Bounded generation of SL(n,A) (after D. Carter, G. Keller and E. Paige)

TL;DR

This paper discusses the bounded generation property of special linear groups over rings of integers in algebraic number fields, showing that certain subgroups can be generated by a bounded number of elementary matrices or conjugates.

Contribution

It proves bounded generation results for SL(n,A) and its subgroups, extending previous work to more general rings and subgroups of finite index.

Findings

Existence of finite-index subgroups with bounded elementary generation

Bounded generation by conjugates of non-scalar matrices in SL(n,A)

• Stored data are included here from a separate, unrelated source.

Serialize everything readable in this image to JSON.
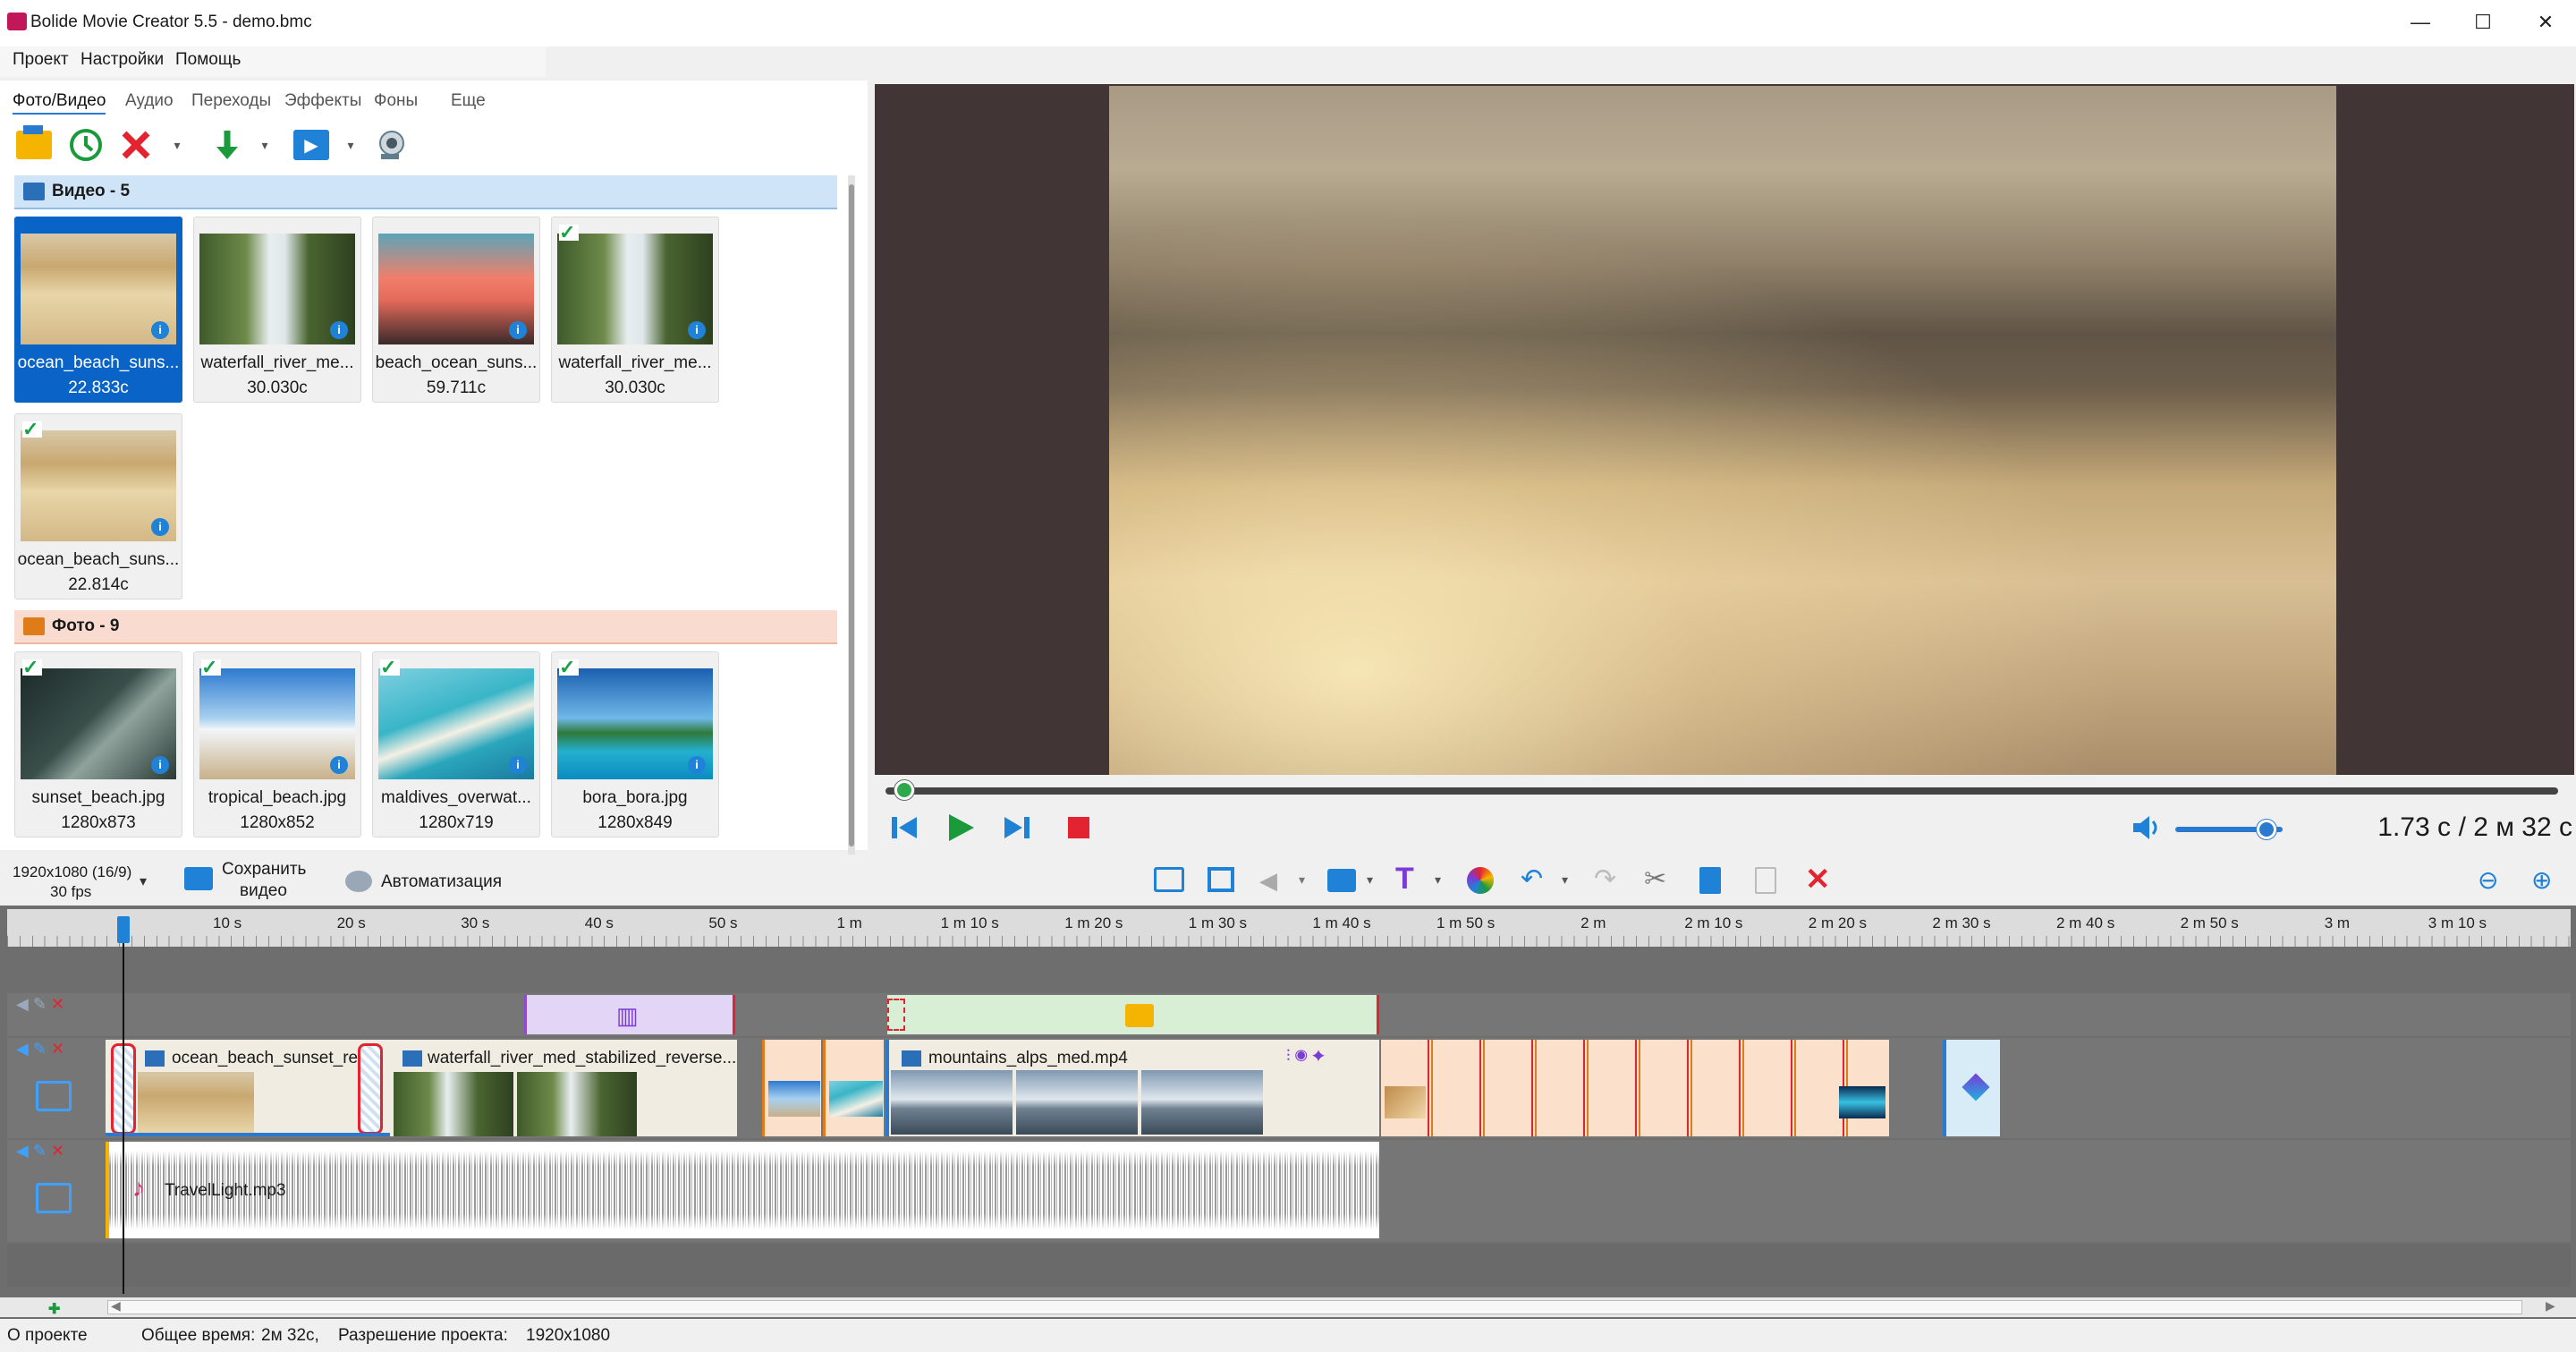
{
  "window": {
    "title": "Bolide Movie Creator 5.5 - demo.bmc",
    "minimize": "—",
    "maximize": "☐",
    "close": "✕"
  },
  "menu": [
    "Проект",
    "Настройки",
    "Помощь"
  ],
  "tabs": [
    "Фото/Видео",
    "Аудио",
    "Переходы",
    "Эффекты",
    "Фоны",
    "Еще"
  ],
  "groups": {
    "video": "Видео - 5",
    "photo": "Фото - 9"
  },
  "video_tiles": [
    {
      "name": "ocean_beach_suns...",
      "meta": "22.833с"
    },
    {
      "name": "waterfall_river_me...",
      "meta": "30.030с"
    },
    {
      "name": "beach_ocean_suns...",
      "meta": "59.711с"
    },
    {
      "name": "waterfall_river_me...",
      "meta": "30.030с"
    },
    {
      "name": "ocean_beach_suns...",
      "meta": "22.814с"
    }
  ],
  "photo_tiles": [
    {
      "name": "sunset_beach.jpg",
      "meta": "1280x873"
    },
    {
      "name": "tropical_beach.jpg",
      "meta": "1280x852"
    },
    {
      "name": "maldives_overwat...",
      "meta": "1280x719"
    },
    {
      "name": "bora_bora.jpg",
      "meta": "1280x849"
    }
  ],
  "player": {
    "current_time": "1.73 с",
    "total_time": "/ 2 м 32 с",
    "progress": 0.011,
    "volume": 0.85
  },
  "strip": {
    "resolution": "1920x1080 (16/9)",
    "fps": "30 fps",
    "save_line1": "Сохранить",
    "save_line2": "видео",
    "automation": "Автоматизация"
  },
  "ruler": [
    "10 s",
    "20 s",
    "30 s",
    "40 s",
    "50 s",
    "1 m",
    "1 m 10 s",
    "1 m 20 s",
    "1 m 30 s",
    "1 m 40 s",
    "1 m 50 s",
    "2 m",
    "2 m 10 s",
    "2 m 20 s",
    "2 m 30 s",
    "2 m 40 s",
    "2 m 50 s",
    "3 m",
    "3 m 10 s"
  ],
  "clips": {
    "clip1": "ocean_beach_sunset_re",
    "clip2": "waterfall_river_med_stabilized_reverse...",
    "clip3": "mountains_alps_med.mp4",
    "audio": "TravelLight.mp3"
  },
  "status": {
    "about": "О проекте",
    "total_label": "Общее время:",
    "total_value": "2м 32с,",
    "res_label": "Разрешение проекта:",
    "res_value": "1920x1080"
  }
}
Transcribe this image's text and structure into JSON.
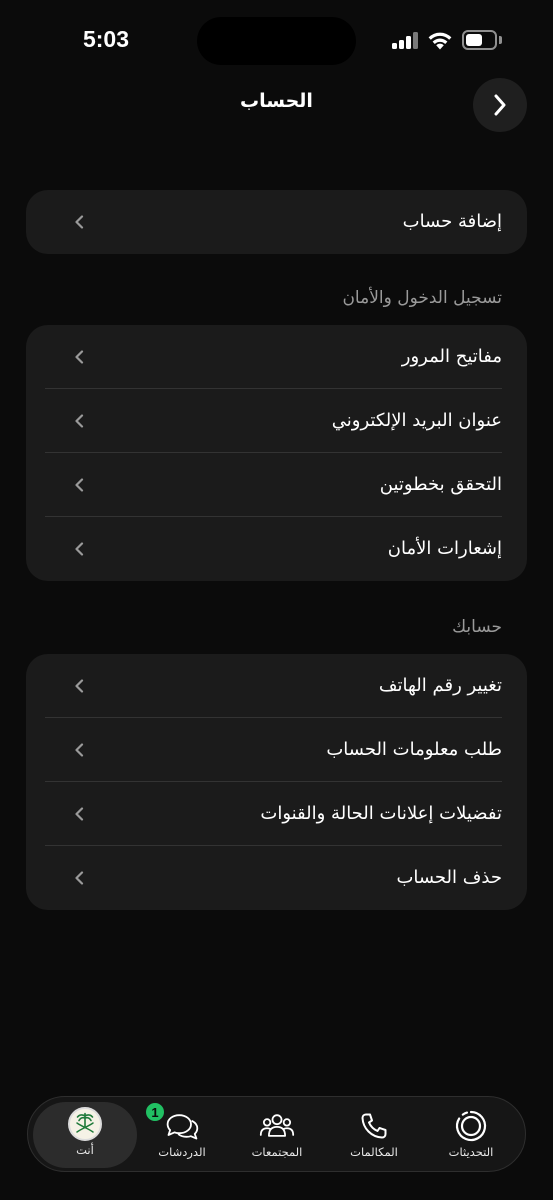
{
  "status_bar": {
    "time": "5:03"
  },
  "header": {
    "title": "الحساب"
  },
  "cards": {
    "add_account": {
      "label": "إضافة حساب"
    },
    "security": {
      "title": "تسجيل الدخول والأمان",
      "items": [
        {
          "label": "مفاتيح المرور"
        },
        {
          "label": "عنوان البريد الإلكتروني"
        },
        {
          "label": "التحقق بخطوتين"
        },
        {
          "label": "إشعارات الأمان"
        }
      ]
    },
    "your_account": {
      "title": "حسابك",
      "items": [
        {
          "label": "تغيير رقم الهاتف"
        },
        {
          "label": "طلب معلومات الحساب"
        },
        {
          "label": "تفضيلات إعلانات الحالة والقنوات"
        },
        {
          "label": "حذف الحساب"
        }
      ]
    }
  },
  "tab_bar": {
    "tabs": [
      {
        "label": "التحديثات",
        "icon": "updates-icon"
      },
      {
        "label": "المكالمات",
        "icon": "phone-icon"
      },
      {
        "label": "المجتمعات",
        "icon": "communities-icon"
      },
      {
        "label": "الدردشات",
        "icon": "chats-icon",
        "badge": "1"
      },
      {
        "label": "أنت",
        "icon": "avatar",
        "active": true
      }
    ]
  },
  "colors": {
    "background": "#0b0b0b",
    "card": "#1b1b1b",
    "badge": "#21c063",
    "section_header": "#9a9a9a"
  }
}
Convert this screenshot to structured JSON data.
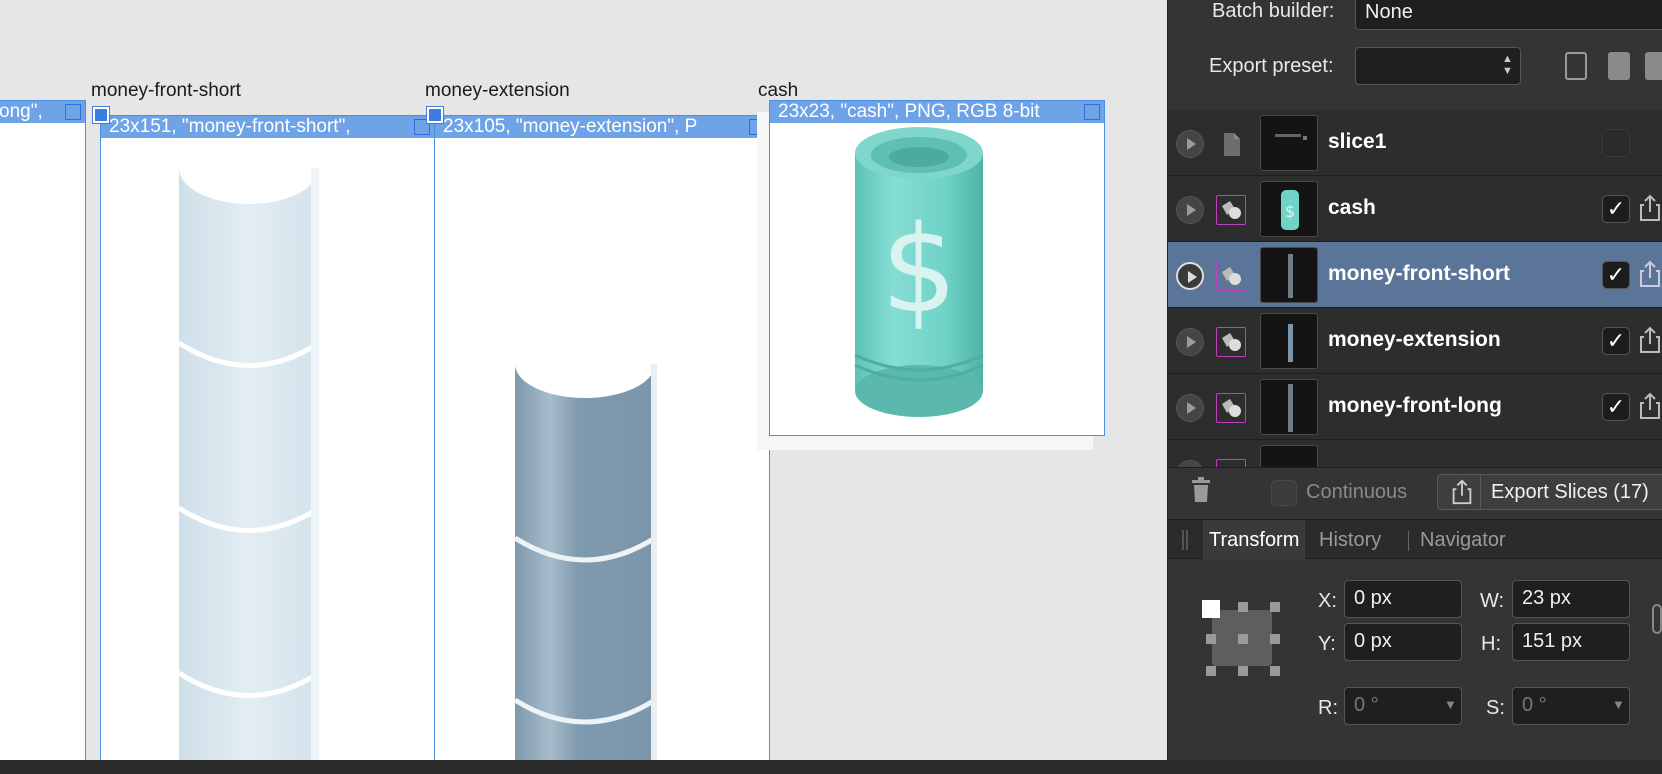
{
  "canvas": {
    "slices": {
      "partial_label": "ong\",",
      "money_front_short": {
        "title": "money-front-short",
        "info": "23x151, \"money-front-short\","
      },
      "money_extension": {
        "title": "money-extension",
        "info": "23x105, \"money-extension\", P"
      },
      "cash": {
        "title": "cash",
        "info": "23x23, \"cash\", PNG, RGB 8-bit"
      }
    }
  },
  "panel": {
    "batch_builder_label": "Batch builder:",
    "batch_builder_value": "None",
    "export_preset_label": "Export preset:",
    "export_preset_value": "",
    "layers": [
      {
        "name": "slice1",
        "checked": false
      },
      {
        "name": "cash",
        "checked": true
      },
      {
        "name": "money-front-short",
        "checked": true
      },
      {
        "name": "money-extension",
        "checked": true
      },
      {
        "name": "money-front-long",
        "checked": true
      }
    ],
    "continuous_label": "Continuous",
    "export_button": "Export Slices (17)",
    "tabs": [
      "Transform",
      "History",
      "Navigator"
    ],
    "transform": {
      "x_label": "X:",
      "x_value": "0 px",
      "y_label": "Y:",
      "y_value": "0 px",
      "w_label": "W:",
      "w_value": "23 px",
      "h_label": "H:",
      "h_value": "151 px",
      "r_label": "R:",
      "r_value": "0 °",
      "s_label": "S:",
      "s_value": "0 °"
    }
  },
  "colors": {
    "selection_blue": "#4a90e2",
    "selected_row": "#5a7598",
    "cash_teal": "#6fd3c8"
  }
}
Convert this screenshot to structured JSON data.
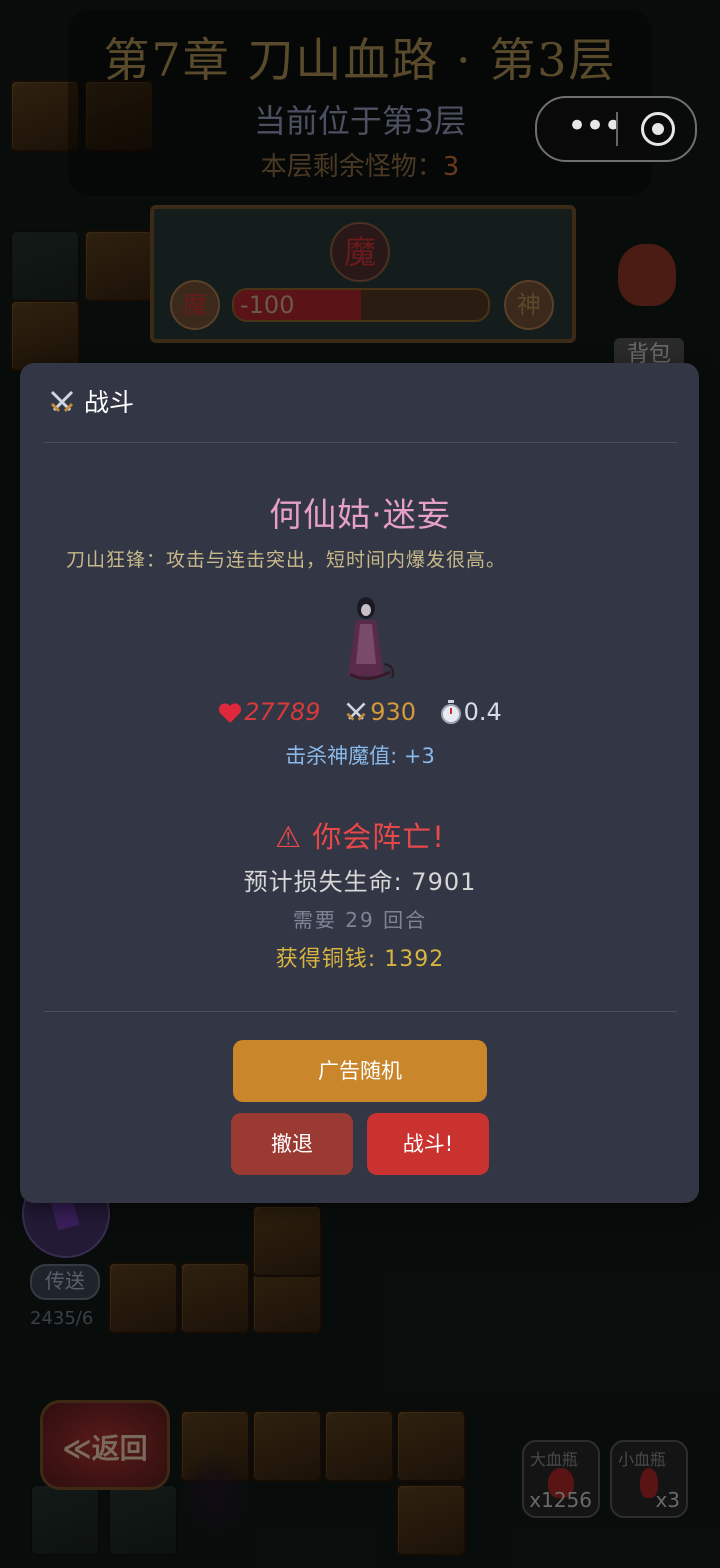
{
  "header": {
    "chapter_title": "第7章  刀山血路 · 第3层",
    "floor_status": "当前位于第3层",
    "monsters_left_label": "本层剩余怪物：",
    "monsters_left_count": "3"
  },
  "god_demon": {
    "demon_glyph": "魔",
    "left_glyph": "魔",
    "right_glyph": "神",
    "value": "-100",
    "meter_fraction": 0.5
  },
  "bag": {
    "label": "背包"
  },
  "teleport": {
    "label": "传送",
    "count": "2435/6"
  },
  "back_button": {
    "label": "返回"
  },
  "potions": {
    "big": {
      "name": "大血瓶",
      "count": "x1256"
    },
    "small": {
      "name": "小血瓶",
      "count": "x3"
    }
  },
  "dialog": {
    "title": "战斗",
    "monster_name": "何仙姑·迷妄",
    "monster_desc": "刀山狂锋：攻击与连击突出，短时间内爆发很高。",
    "hp": "27789",
    "attack": "930",
    "speed": "0.4",
    "kill_value": "击杀神魔值: +3",
    "warning": "⚠ 你会阵亡!",
    "loss": "预计损失生命: 7901",
    "rounds": "需要 29 回合",
    "coins": "获得铜钱: 1392",
    "ad_button": "广告随机",
    "retreat_button": "撤退",
    "fight_button": "战斗!"
  },
  "colors": {
    "dialog_bg": "#323645",
    "monster_name": "#e6a0c8",
    "warning": "#e84848",
    "coins": "#d8b440",
    "ad_button": "#c9862a",
    "retreat_button": "#9b3a32",
    "fight_button": "#c9322e"
  }
}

Results hold for n > 2 and for various subgroups of SL(n,A)

Abstract

We present unpublished work of D.Carter, G.Keller, and E.Paige on bounded generation in special linear groups. Let n be a positive integer, and let A = O be the ring of integers of an algebraic number field K (or, more generally, let A be a localization O_S.) If n = 2, assume that A has infinitely many units. We show there is a finite-index subgroup H of SL(n,A), such that every matrix in H is a product of a bounded number of elementary matrices. We also show that if T is in SL(n,A), and T is not a scalar matrix, then there is a finite-index, normal subgroup N of SL(n,A), such that every element of N is a product of a bounded number of conjugates of T. For n > 2, these results remain valid when SL(n,A) is replaced by any of its subgroups of finite index.